L'ISRO (Indian Space Research Organisation) il 23 maggio 2016 ha effettuato il suo primo test, lanciando un prototipo in scala del nuovo Space Shuttle, nome in codice RLV-TD(Launch Vehicle-Technology Demonstrator), segnando un punto di svolta per il settore aerospaziale indiano.

Il lancio è servito agli scienziati a constatare la capacità della navicella di uscire e rientrare dall'atmosfera, senza effettuare un giro orbitale completo. Inoltre, grazie a questo test, gli esperti hanno potuto anche valutare il corretto funzionamento della strumentazione di bordo.

Infatti, i target della missione prevedevano il decollo dal cosmodromo indiano diSatish Dhawan, a sud-est della penisola, per raggiungere i 48 Km di altitudine con velocità di Mach 5.2, quando è avvenuto il distacco del serbatoio ausiliare, per poi arrivare fino a 70 Km di altitudine.
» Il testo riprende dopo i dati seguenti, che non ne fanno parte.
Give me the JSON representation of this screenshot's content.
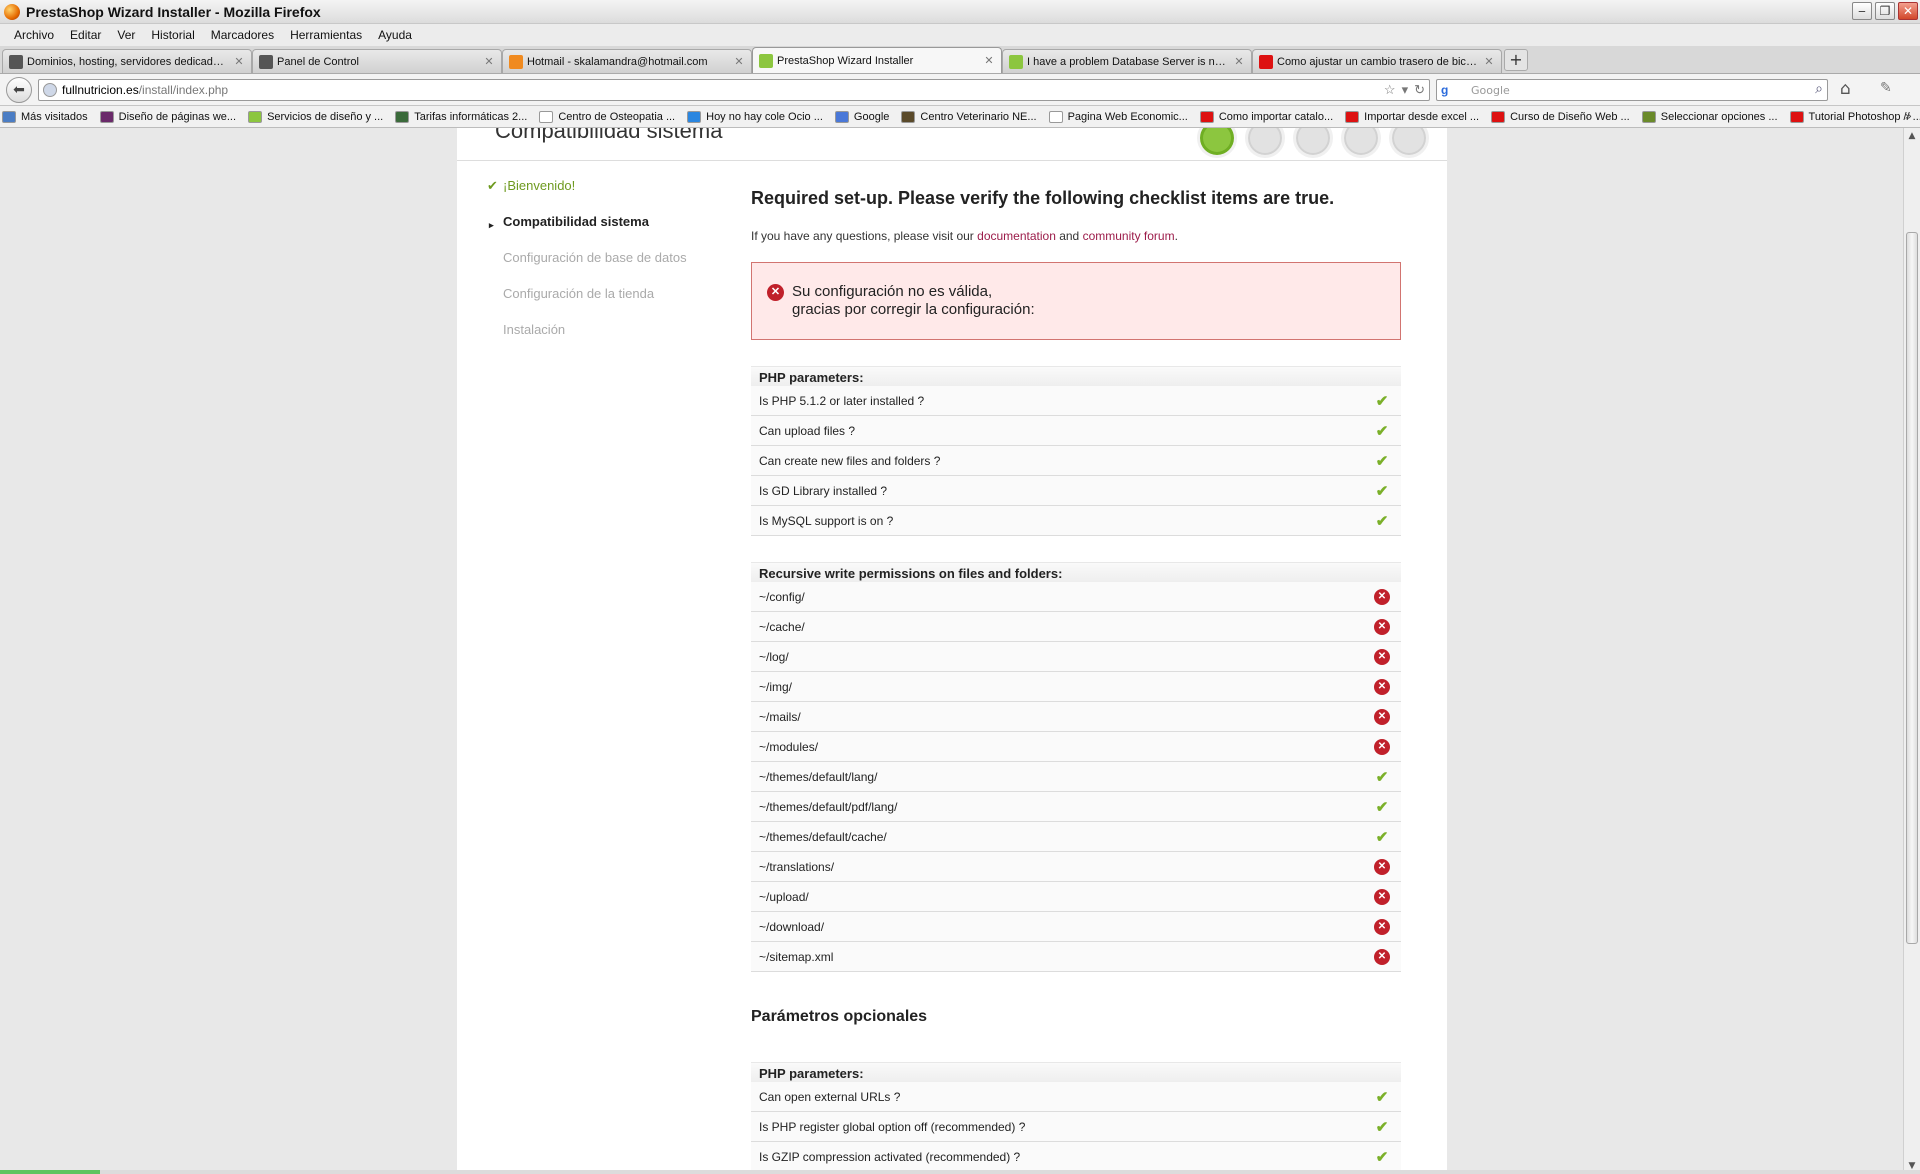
{
  "window": {
    "title": "PrestaShop Wizard Installer - Mozilla Firefox"
  },
  "menu": [
    "Archivo",
    "Editar",
    "Ver",
    "Historial",
    "Marcadores",
    "Herramientas",
    "Ayuda"
  ],
  "tabs": [
    {
      "label": "Dominios, hosting, servidores dedicados,...",
      "icon": "site-icon",
      "color": "#555"
    },
    {
      "label": "Panel de Control",
      "icon": "site-icon",
      "color": "#555"
    },
    {
      "label": "Hotmail - skalamandra@hotmail.com",
      "icon": "hotmail-icon",
      "color": "#f08a1f"
    },
    {
      "label": "PrestaShop Wizard Installer",
      "icon": "prestashop-icon",
      "color": "#8cc63f"
    },
    {
      "label": "I have a problem Database Server is not ...",
      "icon": "prestashop-icon",
      "color": "#8cc63f"
    },
    {
      "label": "Como ajustar un cambio trasero de bicicl...",
      "icon": "youtube-icon",
      "color": "#d11"
    }
  ],
  "active_tab": 3,
  "url": {
    "host": "fullnutricion.es",
    "path": "/install/index.php"
  },
  "search": {
    "placeholder": "Google",
    "engine": "g"
  },
  "bookmarks": [
    {
      "label": "Más visitados",
      "color": "#4b7dc4"
    },
    {
      "label": "Diseño de páginas we...",
      "color": "#6a2a6a"
    },
    {
      "label": "Servicios de diseño y ...",
      "color": "#8cc63f"
    },
    {
      "label": "Tarifas informáticas 2...",
      "color": "#3a6a3a"
    },
    {
      "label": "Centro de Osteopatia ...",
      "color": "#ffffff"
    },
    {
      "label": "Hoy no hay cole Ocio ...",
      "color": "#2a86e0"
    },
    {
      "label": "Google",
      "color": "#4a78d8"
    },
    {
      "label": "Centro Veterinario NE...",
      "color": "#5a4a2a"
    },
    {
      "label": "Pagina Web Economic...",
      "color": "#ffffff"
    },
    {
      "label": "Como importar catalo...",
      "color": "#d11"
    },
    {
      "label": "Importar desde excel ...",
      "color": "#d11"
    },
    {
      "label": "Curso de Diseño Web ...",
      "color": "#d11"
    },
    {
      "label": "Seleccionar opciones ...",
      "color": "#6a8a2a"
    },
    {
      "label": "Tutorial Photoshop // ...",
      "color": "#d11"
    }
  ],
  "page": {
    "heading": "Compatibilidad sistema",
    "steps_done": 1,
    "steps_total": 5,
    "sidebar": [
      {
        "label": "¡Bienvenido!",
        "state": "done",
        "mark": "✔"
      },
      {
        "label": "Compatibilidad sistema",
        "state": "current",
        "mark": "▸"
      },
      {
        "label": "Configuración de base de datos",
        "state": "todo",
        "mark": ""
      },
      {
        "label": "Configuración de la tienda",
        "state": "todo",
        "mark": ""
      },
      {
        "label": "Instalación",
        "state": "todo",
        "mark": ""
      }
    ],
    "intro_title": "Required set-up. Please verify the following checklist items are true.",
    "intro_text_1": "If you have any questions, please visit our ",
    "intro_link_doc": "documentation",
    "intro_text_2": " and ",
    "intro_link_forum": "community forum",
    "intro_text_3": ".",
    "error_line1": "Su configuración no es válida,",
    "error_line2": "gracias por corregir la configuración:",
    "php_header": "PHP parameters:",
    "php_checks": [
      {
        "label": "Is PHP 5.1.2 or later installed ?",
        "ok": true
      },
      {
        "label": "Can upload files ?",
        "ok": true
      },
      {
        "label": "Can create new files and folders ?",
        "ok": true
      },
      {
        "label": "Is GD Library installed ?",
        "ok": true
      },
      {
        "label": "Is MySQL support is on ?",
        "ok": true
      }
    ],
    "perm_header": "Recursive write permissions on files and folders:",
    "perm_checks": [
      {
        "label": "~/config/",
        "ok": false
      },
      {
        "label": "~/cache/",
        "ok": false
      },
      {
        "label": "~/log/",
        "ok": false
      },
      {
        "label": "~/img/",
        "ok": false
      },
      {
        "label": "~/mails/",
        "ok": false
      },
      {
        "label": "~/modules/",
        "ok": false
      },
      {
        "label": "~/themes/default/lang/",
        "ok": true
      },
      {
        "label": "~/themes/default/pdf/lang/",
        "ok": true
      },
      {
        "label": "~/themes/default/cache/",
        "ok": true
      },
      {
        "label": "~/translations/",
        "ok": false
      },
      {
        "label": "~/upload/",
        "ok": false
      },
      {
        "label": "~/download/",
        "ok": false
      },
      {
        "label": "~/sitemap.xml",
        "ok": false
      }
    ],
    "optional_title": "Parámetros opcionales",
    "opt_php_header": "PHP parameters:",
    "opt_checks": [
      {
        "label": "Can open external URLs ?",
        "ok": true
      },
      {
        "label": "Is PHP register global option off (recommended) ?",
        "ok": true
      },
      {
        "label": "Is GZIP compression activated (recommended) ?",
        "ok": true
      }
    ]
  }
}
Da qui è iniziata la discesa verso terra a regime ipersonico, con un ammaraggio programmato nel mare del Bengala.

Obiettivo raggiunto per il primo test indiano

Nei prossimi test si penserà all'operatività dei sistemi di volo dello Shuttle, inerenti il riutilizzo con la minima manutenzione, al contrario di quanto accaduto con la controparte statunitense, oramai in pensione da diversi anni.

Lo scopo di questo progetto è quello di costruire un velivolo riutilizzabile, capace di stazionare e portare a termine specifiche missioni nello spazio, come quella di immettere in orbita dei satelliti, di trasportare merce, personale e moduli a bordo della stazione spaziale internazionale, con dei costi alquanto competitivi.

Dunque, l'obiettivo principale dell'India è quello dicolmare il vuoto lasciato dallo Space Shuttle originale, quello della Nasa, finito in disuso da tempo.

Soddisfatti del successo ottenuto con questo lancio di prova, i ricercatori stanno già pianificando i prossimi step: "Lanceremo altri due prototipi in scala - dice il comunicato dell'Agenzia spaziale indiana - per il test di tutti gli strumenti. Solo dopo si lavorerà sullo Shuttle vero e proprio, che andrà nello spazio per la prima volta nel 2030".